CSIRE: Cultivating High School Researchers

It was a busy summer for a small group of selected high school students participating in Stony Brook
University’s Computer Science and Informatics Summer Research Experience Program (CSIRE). CSIRE
is an intensive six week summer research program that ran from Monday, June 27 to Friday, August 5,
2022 and was held jointly by the Department of Biomedical Informatics (BMI) and the Department of
Computer Science (CS) at Stony Brook University.

With great enthusiasm, Prof. Fusheng Wang spearheaded the program for a wonderful incoming group of
students eager to learn alongside our prestigious faculty!

This was a very competitive application year, as the program received a record number of 155
applications with a total of only 31 available seats. Compared to 2021, where a total of 93 applications
were received. Top student applications were received from over 15 different states and two foreign
countries/regions. These included Arkansas, Arizona, California, Delaware, Illinois, Minnesota, Poland,
Taiwan, Texas, and Washington. Approximately 50% of the applicants were female.
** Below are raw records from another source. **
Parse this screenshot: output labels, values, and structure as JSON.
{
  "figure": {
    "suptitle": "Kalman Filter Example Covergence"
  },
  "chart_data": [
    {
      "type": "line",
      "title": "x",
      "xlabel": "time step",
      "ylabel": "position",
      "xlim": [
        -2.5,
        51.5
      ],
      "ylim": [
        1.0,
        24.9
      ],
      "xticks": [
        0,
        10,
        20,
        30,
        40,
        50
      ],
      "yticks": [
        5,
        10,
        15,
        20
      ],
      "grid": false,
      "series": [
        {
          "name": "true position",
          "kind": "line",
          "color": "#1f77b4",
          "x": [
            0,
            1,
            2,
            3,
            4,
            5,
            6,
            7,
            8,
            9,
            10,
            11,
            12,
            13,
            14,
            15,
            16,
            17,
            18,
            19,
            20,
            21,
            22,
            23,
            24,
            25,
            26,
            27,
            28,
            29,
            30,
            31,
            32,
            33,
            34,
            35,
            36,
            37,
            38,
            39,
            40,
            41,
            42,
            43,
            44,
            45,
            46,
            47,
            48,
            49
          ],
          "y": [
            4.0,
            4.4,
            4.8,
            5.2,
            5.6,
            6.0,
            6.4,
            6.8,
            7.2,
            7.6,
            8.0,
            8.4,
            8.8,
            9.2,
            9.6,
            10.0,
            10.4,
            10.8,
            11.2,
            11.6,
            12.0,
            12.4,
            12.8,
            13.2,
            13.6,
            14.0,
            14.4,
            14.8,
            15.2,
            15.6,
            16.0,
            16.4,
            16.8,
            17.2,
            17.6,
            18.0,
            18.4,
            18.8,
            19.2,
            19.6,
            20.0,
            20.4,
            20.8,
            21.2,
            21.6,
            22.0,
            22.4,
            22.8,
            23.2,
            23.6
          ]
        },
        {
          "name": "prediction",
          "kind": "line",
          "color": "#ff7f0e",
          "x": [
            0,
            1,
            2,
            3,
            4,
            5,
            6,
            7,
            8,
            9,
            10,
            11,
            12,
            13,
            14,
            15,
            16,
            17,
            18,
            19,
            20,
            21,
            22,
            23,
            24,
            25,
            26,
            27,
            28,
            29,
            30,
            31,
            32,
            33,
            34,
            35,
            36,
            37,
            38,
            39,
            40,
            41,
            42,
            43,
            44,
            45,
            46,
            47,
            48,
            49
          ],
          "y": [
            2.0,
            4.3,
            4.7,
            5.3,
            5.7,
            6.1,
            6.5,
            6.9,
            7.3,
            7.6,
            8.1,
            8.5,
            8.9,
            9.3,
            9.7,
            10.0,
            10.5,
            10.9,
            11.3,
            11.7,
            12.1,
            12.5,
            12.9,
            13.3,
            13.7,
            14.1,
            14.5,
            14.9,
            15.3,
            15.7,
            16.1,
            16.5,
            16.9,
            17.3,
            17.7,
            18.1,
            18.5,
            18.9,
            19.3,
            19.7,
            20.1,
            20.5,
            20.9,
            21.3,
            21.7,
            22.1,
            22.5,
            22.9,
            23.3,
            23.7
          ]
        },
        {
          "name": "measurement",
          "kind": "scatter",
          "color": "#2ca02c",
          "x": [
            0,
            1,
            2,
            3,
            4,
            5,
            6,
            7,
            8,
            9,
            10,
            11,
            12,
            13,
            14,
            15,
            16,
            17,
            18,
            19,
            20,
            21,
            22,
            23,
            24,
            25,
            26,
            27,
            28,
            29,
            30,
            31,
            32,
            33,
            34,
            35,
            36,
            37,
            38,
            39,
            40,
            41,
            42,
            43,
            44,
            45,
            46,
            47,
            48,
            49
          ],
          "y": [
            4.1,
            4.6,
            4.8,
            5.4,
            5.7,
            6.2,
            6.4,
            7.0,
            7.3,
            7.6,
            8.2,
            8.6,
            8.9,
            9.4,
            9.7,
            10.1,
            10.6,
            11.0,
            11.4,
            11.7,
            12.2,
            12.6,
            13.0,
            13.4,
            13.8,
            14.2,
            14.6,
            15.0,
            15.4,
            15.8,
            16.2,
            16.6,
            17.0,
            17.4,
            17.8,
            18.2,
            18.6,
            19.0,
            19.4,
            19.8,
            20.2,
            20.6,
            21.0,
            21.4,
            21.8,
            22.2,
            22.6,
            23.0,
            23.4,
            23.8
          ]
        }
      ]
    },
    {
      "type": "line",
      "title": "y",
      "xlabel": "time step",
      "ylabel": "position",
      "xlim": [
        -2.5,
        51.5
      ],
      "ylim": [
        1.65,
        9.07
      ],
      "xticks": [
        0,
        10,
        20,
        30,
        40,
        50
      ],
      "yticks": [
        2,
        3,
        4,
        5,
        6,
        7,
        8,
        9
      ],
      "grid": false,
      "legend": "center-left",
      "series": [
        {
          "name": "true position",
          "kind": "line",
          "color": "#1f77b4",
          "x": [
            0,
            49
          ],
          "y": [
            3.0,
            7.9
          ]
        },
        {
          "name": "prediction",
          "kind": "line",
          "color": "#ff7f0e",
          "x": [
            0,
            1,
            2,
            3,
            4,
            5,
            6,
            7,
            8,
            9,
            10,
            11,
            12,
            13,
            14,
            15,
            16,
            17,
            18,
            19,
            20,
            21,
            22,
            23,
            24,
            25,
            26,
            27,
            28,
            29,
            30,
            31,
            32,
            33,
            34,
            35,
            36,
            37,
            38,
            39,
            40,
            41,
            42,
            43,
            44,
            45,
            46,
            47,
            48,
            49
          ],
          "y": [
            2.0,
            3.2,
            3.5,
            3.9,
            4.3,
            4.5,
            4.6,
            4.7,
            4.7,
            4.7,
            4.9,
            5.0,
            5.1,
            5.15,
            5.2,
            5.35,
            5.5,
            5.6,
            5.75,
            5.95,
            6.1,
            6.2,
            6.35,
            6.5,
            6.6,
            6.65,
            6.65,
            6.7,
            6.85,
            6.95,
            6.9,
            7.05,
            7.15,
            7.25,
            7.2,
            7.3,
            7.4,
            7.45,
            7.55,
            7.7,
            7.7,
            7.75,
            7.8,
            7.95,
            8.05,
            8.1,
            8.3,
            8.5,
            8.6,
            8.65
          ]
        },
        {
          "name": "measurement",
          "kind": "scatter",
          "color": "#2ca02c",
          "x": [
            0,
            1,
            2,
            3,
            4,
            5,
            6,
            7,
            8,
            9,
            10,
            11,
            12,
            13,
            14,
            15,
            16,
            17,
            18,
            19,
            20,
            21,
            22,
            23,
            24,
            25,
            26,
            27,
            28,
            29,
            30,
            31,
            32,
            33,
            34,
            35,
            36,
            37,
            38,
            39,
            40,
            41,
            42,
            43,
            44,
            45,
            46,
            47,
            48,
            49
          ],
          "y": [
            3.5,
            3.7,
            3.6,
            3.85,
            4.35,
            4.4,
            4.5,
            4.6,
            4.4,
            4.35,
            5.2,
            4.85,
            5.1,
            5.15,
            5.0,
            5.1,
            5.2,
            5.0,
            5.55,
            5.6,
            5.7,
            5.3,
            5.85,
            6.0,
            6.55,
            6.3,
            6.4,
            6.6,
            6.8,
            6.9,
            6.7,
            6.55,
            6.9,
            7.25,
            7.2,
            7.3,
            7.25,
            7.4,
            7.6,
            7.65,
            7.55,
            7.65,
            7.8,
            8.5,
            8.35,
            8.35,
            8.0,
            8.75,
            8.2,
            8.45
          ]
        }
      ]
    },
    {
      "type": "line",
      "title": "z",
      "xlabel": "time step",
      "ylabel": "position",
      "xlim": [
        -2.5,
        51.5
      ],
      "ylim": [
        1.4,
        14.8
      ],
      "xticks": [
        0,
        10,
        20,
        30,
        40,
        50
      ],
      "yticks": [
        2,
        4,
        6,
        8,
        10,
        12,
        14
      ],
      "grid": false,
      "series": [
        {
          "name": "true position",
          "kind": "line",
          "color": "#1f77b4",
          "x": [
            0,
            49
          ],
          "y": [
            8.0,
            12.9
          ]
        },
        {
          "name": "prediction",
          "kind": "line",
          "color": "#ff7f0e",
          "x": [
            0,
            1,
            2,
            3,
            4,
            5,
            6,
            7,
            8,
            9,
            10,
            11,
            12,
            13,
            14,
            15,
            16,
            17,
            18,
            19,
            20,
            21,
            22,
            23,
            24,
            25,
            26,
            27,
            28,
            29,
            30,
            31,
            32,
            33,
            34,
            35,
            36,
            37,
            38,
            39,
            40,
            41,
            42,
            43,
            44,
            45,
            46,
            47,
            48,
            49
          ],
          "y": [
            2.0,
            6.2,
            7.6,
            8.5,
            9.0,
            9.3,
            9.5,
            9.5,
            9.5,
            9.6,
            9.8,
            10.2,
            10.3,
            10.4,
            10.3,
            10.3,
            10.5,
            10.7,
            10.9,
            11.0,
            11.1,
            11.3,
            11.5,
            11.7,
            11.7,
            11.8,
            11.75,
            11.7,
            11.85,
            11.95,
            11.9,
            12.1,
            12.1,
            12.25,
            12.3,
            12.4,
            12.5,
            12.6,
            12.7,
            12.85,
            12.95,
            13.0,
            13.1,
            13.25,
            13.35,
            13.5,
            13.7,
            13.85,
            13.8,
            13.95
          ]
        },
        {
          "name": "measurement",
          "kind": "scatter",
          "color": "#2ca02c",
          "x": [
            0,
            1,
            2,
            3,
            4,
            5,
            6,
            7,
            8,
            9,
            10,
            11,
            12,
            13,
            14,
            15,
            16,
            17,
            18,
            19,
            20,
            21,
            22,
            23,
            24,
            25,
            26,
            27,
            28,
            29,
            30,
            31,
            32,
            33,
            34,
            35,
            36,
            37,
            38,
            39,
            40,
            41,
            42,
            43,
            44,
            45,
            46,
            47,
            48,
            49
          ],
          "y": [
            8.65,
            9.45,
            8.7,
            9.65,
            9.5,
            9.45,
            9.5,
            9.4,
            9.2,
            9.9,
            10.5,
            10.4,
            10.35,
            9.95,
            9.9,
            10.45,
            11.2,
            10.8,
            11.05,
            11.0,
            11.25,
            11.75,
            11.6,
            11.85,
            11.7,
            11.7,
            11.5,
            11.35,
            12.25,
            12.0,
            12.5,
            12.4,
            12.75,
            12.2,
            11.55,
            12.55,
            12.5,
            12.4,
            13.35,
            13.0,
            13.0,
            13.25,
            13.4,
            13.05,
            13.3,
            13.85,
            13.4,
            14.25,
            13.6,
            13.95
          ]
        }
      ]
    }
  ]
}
To increase involvement of U.S. Veteran families, SBU offered a scholarship through support from the
National Science Foundation to one student this year who is a dependent of a military veteran. This
scholarship is offered to students who have one or both parents as veterans (gold star parents, active
duty, or retired military).

Programming skills are required to apply and preparations for the program began over one month before
the start. Each mentor typically asks their student (s) to prepare such skills through tutorials and to
familiarize themselves with the necessary tools before the program begins so that they can really hit the
ground running on day one.

These highly motivated high school students were hard at work gaining valuable research knowledge
from 18 Stony Brook University faculty. They worked during the summer honing their interest in fields

such as visualization, networking and security, machine learning, data science, biomedical informatics,
human computer interaction, and more!

In addition to one-on-one mentoring, students participated in six research seminars, three career
seminars, and an on-campus lab tour.

Not only was this a record setting year for total applications received, we had a record setting number of
faculty serving as mentors from CS, BMI, applied mathematics and statistics, electrical and computer
engineering, and civil engineering.

Computer science professors mentoring students this year included:

  • Xiaojun Bi
  • David Gu
  • Michael Ferdman
  • Shubham Jain
  • Dongyoon Lee
  • Haibin Ling
  • Shuai Mu
  • Klaus Mueller
  • Amir Rahmati

Department of Biomedical Informatics:

  • Ramana Davuluri
  • Prateek Prasanna
  • Romeil Sandhu
  • Fusheng Wang (also CS)

Electrical and Computer Engineering Department:

  • Ji Liu
  • Fan Ye

Department of Civil Engineering:

  • Ruwen Qin
  • Susu Xu

Department of Applied Mathematics & Statistics:

  • Zhenhua Liu

As with previous years, the hope is that the students continue their research either at Stony Brook University or another institution. A CSIRE mentee in 2018 did just that. Stimulated by the program, former CSIRE student Christopher Moore joined Stony Brook University to continue research as an undergraduate. He recently published this first-author research paper, FPGA Correlator for Applications in Embedded Smart Devices, https://www.stonybrook.edu/commcms/ureca/feature/_bio/2022/June2022.

Thank you notes from students were received acknowledging how grateful they were to be given the opportunity to learn and experience the program.